Nuestra Historia. Berakah-Baraka, significa bendición. Decir bien del otr@ nos enraíza en nuestro verdadero ser.

Para poder llevar todo esto a cabo con todo su potencial, tuvimos que buscar una forma jurídica. De ahí nació la Asociación Espacios Berakah.

Entre 2005 y 2011, por iniciativa de Juan Manuel Palma, él mismo y un grupo de personas viven una experiencia de hospitalidad en la que se comparte techo, mesa, ilusiones y dificultades con gente venida de otros lugares buscando una vida más digna. Se crea así un hogar, una comunidad de vida en la que las diferencias – distinta cultura, distinto color de piel, distinta religión, etc– se van descubriendo como riqueza. El techo y la mesa común, la hospitalidad como valor en definitiva, se descubren en estos seis años como una forma de vida que conecta con la esencia vocacional e incluso vital de los que hicieron esa experiencia.

La iniciativa surgió en la parroquia de la Blanca Paloma en el barrio de los Pajaritos de Sevilla (España). En principio, aunque luego se confluyera con otras entidades, el proyecto nació en colaboración con la Asociación Elín que trabaja con inmigrantes que pasan la frontera de Marruecos hacia Ceuta.

Cuando por razones ajenas a la propia iniciativa se hubo de poner fin a la misma, ya se había creado un caldo de cultivo, una inquietud; el reconocimiento de que, vivir desde ahí, era bueno. A partir de entonces, el objetivo se convirtió en descubrir cómo poder seguir fomentando esta cultura, este modo de vida pero desde un proyecto más abierto, más interreligioso y transreligioso, y por tanto, sin estar constreñidos a la Iglesia como institución.

Es en este momento cuando comienza a soñarse Espacios Berakah como algo a lo que ponerle palabras, a lo que buscarle sinergias; algo a contar, a ir diseñando y buscando posibles vías que lo hicieran factible.

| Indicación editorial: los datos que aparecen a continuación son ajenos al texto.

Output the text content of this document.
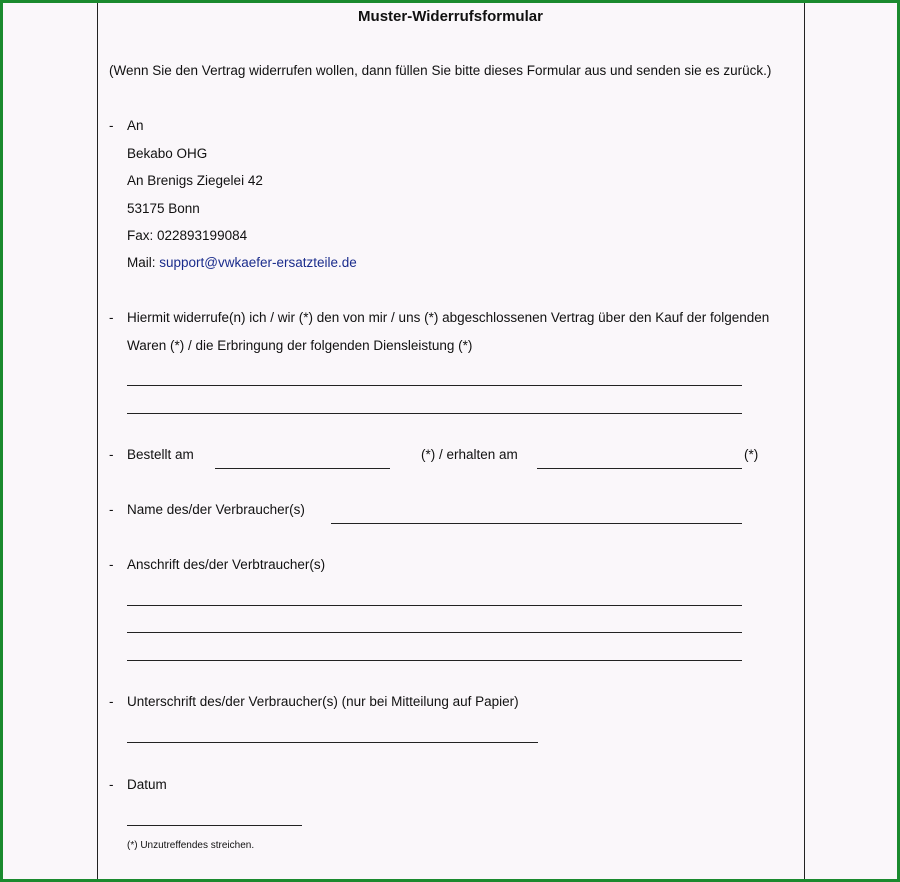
Muster-Widerrufsformular
(Wenn Sie den Vertrag widerrufen wollen, dann füllen Sie bitte dieses Formular aus und senden sie es zurück.)
- An
Bekabo OHG
An Brenigs Ziegelei 42
53175 Bonn
Fax: 022893199084
Mail: support@vwkaefer-ersatzteile.de
- Hiermit widerrufe(n) ich / wir (*) den von mir / uns (*) abgeschlossenen Vertrag über den Kauf der folgenden
Waren (*) / die Erbringung der folgenden Diensleistung (*)
- Bestellt am	(*) / erhalten am	(*)
- Name des/der Verbraucher(s)
- Anschrift des/der Verbtraucher(s)
- Unterschrift des/der Verbraucher(s) (nur bei Mitteilung auf Papier)
- Datum
(*) Unzutreffendes streichen.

Surge así un nuevo proyecto, como resultado de un proceso personal y comunitario de reconocer que en el encuentro con los otros y las otras en su diversidad se encuentra la esencia de uno/a mismo/a. Se empieza a poner por escrito las inquietudes, los sueños y a buscar un espacio que pudiera reunir las condiciones para desarrollarlo.
La idea originaria (y la que sigue de fondo) era algo más parecido a un concepto de hospedería clásica en la que viviera una comunidad llamada a esta forma de vida y que ofreciera a huéspedes y otras personas actividades de diversa índole (espirituales, interculturales, etc) y atendida (aparte de por esta comunidad) por un grupo de personas inmigrantes formadas para ello. Esa idea se va adaptando a las circunstancias, sobre todo, de los espacios encontrados.Consciente de la realidad de bajo uso de numerosas casas religiosas, se envían cartas a diferentes congregaciones con la esperanza de encontrar ese espacio para comenzar a poner en marcha el proyecto.

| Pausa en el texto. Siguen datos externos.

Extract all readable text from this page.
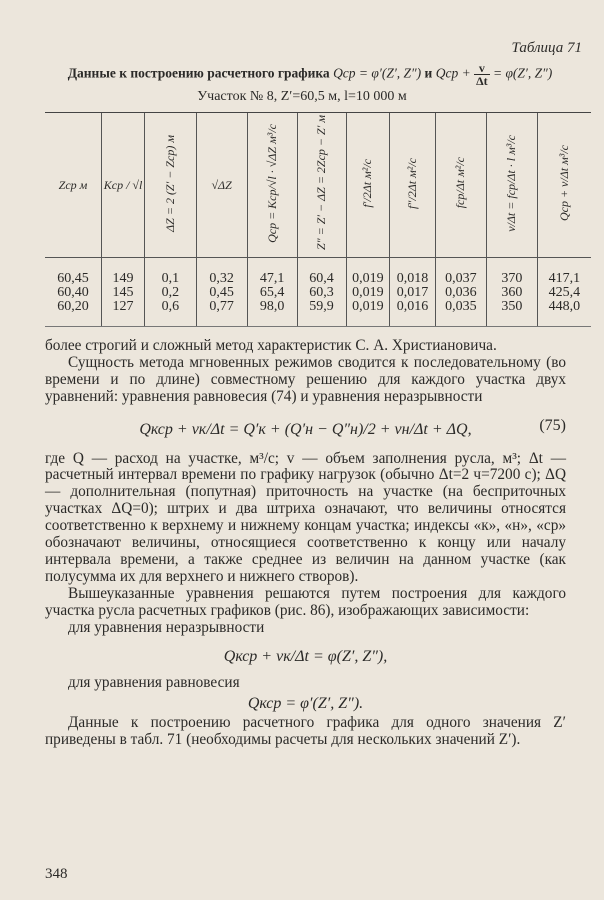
Таблица 71
Данные к построению расчетного графика Qср = φ′(Z′, Z″) и Qср + $\frac{v}{\Delta t} = \varphi(Z'$, Z″)
Участок № 8, Z′=60,5 м, l=10 000 м
Zср м	Kср / √l	ΔZ = 2 (Z′ − Zср) м	√ΔZ	Qср = Kср/√l · √ΔZ м³/с	Z″ = Z′ − ΔZ = 2Zср − Z′ м	f′/2Δt м²/с	f″/2Δt м²/с	fср/Δt м²/с	v/Δt = fср/Δt · l м³/с	Qср + v/Δt м³/с
60,45	149	0,1	0,32	47,1	60,4	0,019	0,018	0,037	370	417,1
60,40	145	0,2	0,45	65,4	60,3	0,019	0,017	0,036	360	425,4
60,20	127	0,6	0,77	98,0	59,9	0,019	0,016	0,035	350	448,0

более строгий и сложный метод характеристик С. А. Христиановича.

Сущность метода мгновенных режимов сводится к последовательному (во времени и по длине) совместному решению для каждого участка двух уравнений: уравнения равновесия (74) и уравнения неразрывности

Qкср + vк/Δt = Q′к + (Q′н − Q″н)/2 + vн/Δt + ΔQ,	(75)

где Q — расход на участке, м³/с; v — объем заполнения русла, м³; Δt — расчетный интервал времени по графику нагрузок (обычно Δt=2 ч=7200 с); ΔQ — дополнительная (попутная) приточность на участке (на бесприточных участках ΔQ=0); штрих и два штриха означают, что величины относятся соответственно к верхнему и нижнему концам участка; индексы «к», «н», «ср» обозначают величины, относящиеся соответственно к концу или началу интервала времени, а также среднее из величин на данном участке (как полусумма их для верхнего и нижнего створов).

Вышеуказанные уравнения решаются путем построения для каждого участка русла расчетных графиков (рис. 86), изображающих зависимости:

для уравнения неразрывности

Qкср + vк/Δt = φ(Z′, Z″),

для уравнения равновесия

Qкср = φ′(Z′, Z″).

Данные к построению расчетного графика для одного значения Z′ приведены в табл. 71 (необходимы расчеты для нескольких значений Z′).

348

En enero de 2015 en el Centro Arrupe de Sevilla se presenta el proyecto a un grupo de unas 60 personas, amigas y conocidas de Juan M. Palma. Aun sin forma y casi sin nombre, la idea entusiasma a unos cuantos que desean seguir reuniéndose para ir buscándole una forma.

A este nuevo proyecto se le denominó Espacios Berakah que como organización nace en mayo de 2015 bajo la entidad de una asociación.